Rachel Saint was sent out by the Wycliffe Bible Translators, trained by Summer Institute of Linguistics. Her first missionary assignment was to the Piro and Shapira in Peru, but she had an interest in the Huaorani in Ecuador. In February 1955, she and Catherine Peeke went to a missionary station near Huaorani territory, where Rachel Saint's brother was working. Rachel Saint started learning the Huaorani language with the help of Dayuma, a Huaorani woman who had left her people after a dispute and was sheltered by missionaries. In January 1956, five missionaries in the area were killed by Huaorani people, including her brother Nate Saint, who had come to Ecuador in 1948. As a result, Rachel Saint considered herself spiritually bonded to the tribe.
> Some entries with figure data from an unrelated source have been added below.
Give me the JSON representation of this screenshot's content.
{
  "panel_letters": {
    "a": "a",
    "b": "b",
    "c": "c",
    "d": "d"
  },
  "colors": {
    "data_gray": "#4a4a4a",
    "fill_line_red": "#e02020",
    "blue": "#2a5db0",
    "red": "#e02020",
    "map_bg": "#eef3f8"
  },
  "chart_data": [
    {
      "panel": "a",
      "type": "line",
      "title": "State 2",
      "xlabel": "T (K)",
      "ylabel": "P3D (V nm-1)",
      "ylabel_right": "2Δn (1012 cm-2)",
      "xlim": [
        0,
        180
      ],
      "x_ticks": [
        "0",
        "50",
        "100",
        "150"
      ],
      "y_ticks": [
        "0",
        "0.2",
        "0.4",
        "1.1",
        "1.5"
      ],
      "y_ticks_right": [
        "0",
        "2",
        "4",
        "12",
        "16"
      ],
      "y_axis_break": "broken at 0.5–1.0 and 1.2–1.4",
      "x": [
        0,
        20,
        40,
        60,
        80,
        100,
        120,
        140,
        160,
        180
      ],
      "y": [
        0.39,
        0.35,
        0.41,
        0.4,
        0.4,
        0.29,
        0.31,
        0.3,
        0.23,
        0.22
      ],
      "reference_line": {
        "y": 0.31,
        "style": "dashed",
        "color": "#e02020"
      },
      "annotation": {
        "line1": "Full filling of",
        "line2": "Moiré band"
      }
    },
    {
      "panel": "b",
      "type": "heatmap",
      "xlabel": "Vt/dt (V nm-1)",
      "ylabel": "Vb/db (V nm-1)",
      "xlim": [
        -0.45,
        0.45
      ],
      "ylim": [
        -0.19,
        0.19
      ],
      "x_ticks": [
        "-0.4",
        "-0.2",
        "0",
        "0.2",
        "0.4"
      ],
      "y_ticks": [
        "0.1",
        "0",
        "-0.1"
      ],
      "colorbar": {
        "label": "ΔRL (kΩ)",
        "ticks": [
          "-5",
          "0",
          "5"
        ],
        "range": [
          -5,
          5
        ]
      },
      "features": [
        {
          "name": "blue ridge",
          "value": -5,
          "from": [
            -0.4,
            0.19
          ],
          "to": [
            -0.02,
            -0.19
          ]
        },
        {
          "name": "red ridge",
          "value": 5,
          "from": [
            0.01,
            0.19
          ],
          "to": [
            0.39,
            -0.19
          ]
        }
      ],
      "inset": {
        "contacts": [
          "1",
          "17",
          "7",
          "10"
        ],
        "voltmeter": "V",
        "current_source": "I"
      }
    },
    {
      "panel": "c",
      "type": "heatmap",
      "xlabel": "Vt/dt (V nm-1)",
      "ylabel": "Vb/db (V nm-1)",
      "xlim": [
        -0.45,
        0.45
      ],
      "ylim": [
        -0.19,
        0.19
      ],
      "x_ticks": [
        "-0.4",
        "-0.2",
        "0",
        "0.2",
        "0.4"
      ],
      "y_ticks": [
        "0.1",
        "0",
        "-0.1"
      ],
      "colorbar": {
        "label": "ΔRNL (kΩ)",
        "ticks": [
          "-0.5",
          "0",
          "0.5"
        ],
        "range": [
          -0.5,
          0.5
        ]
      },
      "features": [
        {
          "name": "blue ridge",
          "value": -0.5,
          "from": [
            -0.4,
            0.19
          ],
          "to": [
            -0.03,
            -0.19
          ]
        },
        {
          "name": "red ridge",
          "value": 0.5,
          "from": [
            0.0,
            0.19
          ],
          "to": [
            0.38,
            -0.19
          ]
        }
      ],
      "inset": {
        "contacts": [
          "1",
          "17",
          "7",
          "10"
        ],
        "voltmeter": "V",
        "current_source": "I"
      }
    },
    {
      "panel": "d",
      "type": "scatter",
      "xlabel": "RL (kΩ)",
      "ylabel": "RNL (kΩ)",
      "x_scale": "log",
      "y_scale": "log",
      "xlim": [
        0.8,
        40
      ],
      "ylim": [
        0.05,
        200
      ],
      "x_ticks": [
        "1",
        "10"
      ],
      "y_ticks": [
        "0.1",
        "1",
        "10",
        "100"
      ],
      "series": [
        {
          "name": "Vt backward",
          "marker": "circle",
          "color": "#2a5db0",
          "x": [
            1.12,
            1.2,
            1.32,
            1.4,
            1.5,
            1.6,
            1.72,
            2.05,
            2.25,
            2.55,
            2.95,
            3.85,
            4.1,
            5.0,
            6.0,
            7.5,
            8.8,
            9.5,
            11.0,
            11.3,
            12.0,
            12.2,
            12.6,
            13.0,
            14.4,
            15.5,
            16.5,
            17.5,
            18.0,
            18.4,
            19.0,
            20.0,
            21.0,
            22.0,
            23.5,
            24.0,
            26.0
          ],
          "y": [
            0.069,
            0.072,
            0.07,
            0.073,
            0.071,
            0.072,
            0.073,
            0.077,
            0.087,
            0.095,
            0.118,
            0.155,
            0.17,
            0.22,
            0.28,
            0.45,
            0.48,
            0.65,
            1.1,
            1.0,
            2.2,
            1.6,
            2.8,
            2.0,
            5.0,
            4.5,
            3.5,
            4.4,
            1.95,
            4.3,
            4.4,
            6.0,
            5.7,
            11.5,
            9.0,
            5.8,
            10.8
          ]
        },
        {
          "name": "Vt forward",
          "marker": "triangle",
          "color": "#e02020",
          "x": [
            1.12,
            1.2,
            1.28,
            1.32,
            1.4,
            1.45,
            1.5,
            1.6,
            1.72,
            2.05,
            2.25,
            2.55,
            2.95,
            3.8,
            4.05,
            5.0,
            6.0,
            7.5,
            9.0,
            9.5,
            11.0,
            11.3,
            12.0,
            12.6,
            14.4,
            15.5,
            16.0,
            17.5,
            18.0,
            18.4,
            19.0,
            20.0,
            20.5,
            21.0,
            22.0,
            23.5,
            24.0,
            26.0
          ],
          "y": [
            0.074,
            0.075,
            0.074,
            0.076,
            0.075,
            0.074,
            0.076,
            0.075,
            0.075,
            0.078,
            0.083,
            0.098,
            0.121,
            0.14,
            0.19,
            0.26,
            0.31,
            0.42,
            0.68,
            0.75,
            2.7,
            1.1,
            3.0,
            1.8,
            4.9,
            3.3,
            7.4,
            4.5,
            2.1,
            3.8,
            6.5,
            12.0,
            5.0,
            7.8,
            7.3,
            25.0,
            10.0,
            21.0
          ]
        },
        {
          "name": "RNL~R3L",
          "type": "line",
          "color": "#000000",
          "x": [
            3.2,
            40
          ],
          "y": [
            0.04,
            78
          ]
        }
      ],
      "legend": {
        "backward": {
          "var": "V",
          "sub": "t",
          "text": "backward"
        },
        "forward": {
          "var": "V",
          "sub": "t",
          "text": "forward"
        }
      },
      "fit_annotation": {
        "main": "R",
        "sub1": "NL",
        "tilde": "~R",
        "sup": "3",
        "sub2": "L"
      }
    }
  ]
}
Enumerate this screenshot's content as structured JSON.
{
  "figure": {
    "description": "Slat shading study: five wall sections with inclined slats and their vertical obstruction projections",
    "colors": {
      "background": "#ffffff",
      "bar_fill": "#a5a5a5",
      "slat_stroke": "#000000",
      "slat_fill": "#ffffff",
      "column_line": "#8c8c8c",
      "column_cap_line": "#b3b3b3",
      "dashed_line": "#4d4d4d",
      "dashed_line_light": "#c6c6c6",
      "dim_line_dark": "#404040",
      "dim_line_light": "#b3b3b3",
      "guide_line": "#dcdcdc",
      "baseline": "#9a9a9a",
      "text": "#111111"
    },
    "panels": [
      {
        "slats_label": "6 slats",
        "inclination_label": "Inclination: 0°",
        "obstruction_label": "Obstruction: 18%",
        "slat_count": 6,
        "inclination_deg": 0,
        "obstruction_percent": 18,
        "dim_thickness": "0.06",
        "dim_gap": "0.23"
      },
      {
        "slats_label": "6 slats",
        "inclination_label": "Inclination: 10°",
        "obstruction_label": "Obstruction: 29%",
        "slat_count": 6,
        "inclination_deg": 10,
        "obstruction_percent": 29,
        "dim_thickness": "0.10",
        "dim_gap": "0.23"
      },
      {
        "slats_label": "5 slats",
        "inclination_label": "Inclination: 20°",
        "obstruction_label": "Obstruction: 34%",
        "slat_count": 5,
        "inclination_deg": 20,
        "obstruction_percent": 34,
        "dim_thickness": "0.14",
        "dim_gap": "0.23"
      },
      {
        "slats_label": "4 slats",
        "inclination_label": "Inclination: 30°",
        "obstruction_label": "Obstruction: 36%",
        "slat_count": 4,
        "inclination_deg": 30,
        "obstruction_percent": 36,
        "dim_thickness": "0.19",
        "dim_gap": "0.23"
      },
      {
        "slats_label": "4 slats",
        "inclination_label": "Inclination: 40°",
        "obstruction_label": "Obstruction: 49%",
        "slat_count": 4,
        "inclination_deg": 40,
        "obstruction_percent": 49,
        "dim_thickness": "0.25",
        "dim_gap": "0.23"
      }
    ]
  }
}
In 1957, she embarked on a tour of the United States together with Dayuma, appearing with Billy Graham at Madison Square Garden and on Ralph Edwards' television showThis Is Your Life. In the summer of 1958, Rachel Saint returned to the Huaorani in Ecuador and, together with Elisabeth Elliot, the wife of James Elliot, who had been killed by the Huaorani, continued to evangelize. In February 1959, they were able to move into a Huaorani settlement. Where the five American men had failed to gain entrance into the Huaorani society, these two unarmed women were not perceived as a threat. Rachel continued in her labor to create a dictionary of the Huaorani language that she had begun before the death of the five missionaries.
Criticism
When criticism of Rachel Saint's actions at the missionary reservation emerged, in 1973, SIL sent the anthropologist James Yost to investigate. Yost had worked for more than ten years amongst the Huaorani. His report was highly critical of Saint's work and, in 1976, SIL ordered her to retire. Rachel Saint decided to leave the SIL, but to continue her work with the Huaorani. Rachel Saint went back to the US, raised funds and returned to Ecuador to work with the Huaorani. She also appears in Joe Kane's book, Savages, in which she is criticized for the negative effects her proselytizing allegedly had on the lifestyle of those Huaorani who chose to live in her village. Rachel Saint died in Quito from cancer on November 11, 1994. She was buried in Toñampare, Ecuador, where she had lived with the Huaorani.
Film
Trinkets and beads. Documentary, Ecuador/USA 1996, 52 minutes; Director: Chris Walker; Producer: Tony Avirgan. “Chris Walker and Tony Avirgan’s films tells the tragi-comic story of the unlikely links between Maxus – a Texas-based oil company – the 79-year-old Wycliffe Bible Translators missionary Rachel Saint, and the Huaorani people of the Ecuadorian Orient, the most fiercely isolated tribe in the Amazon. First introduced to the Indians by the missionaries, Maxus is guilty of poisoning Huaorani land with its drills and flares and leaking pipelines.”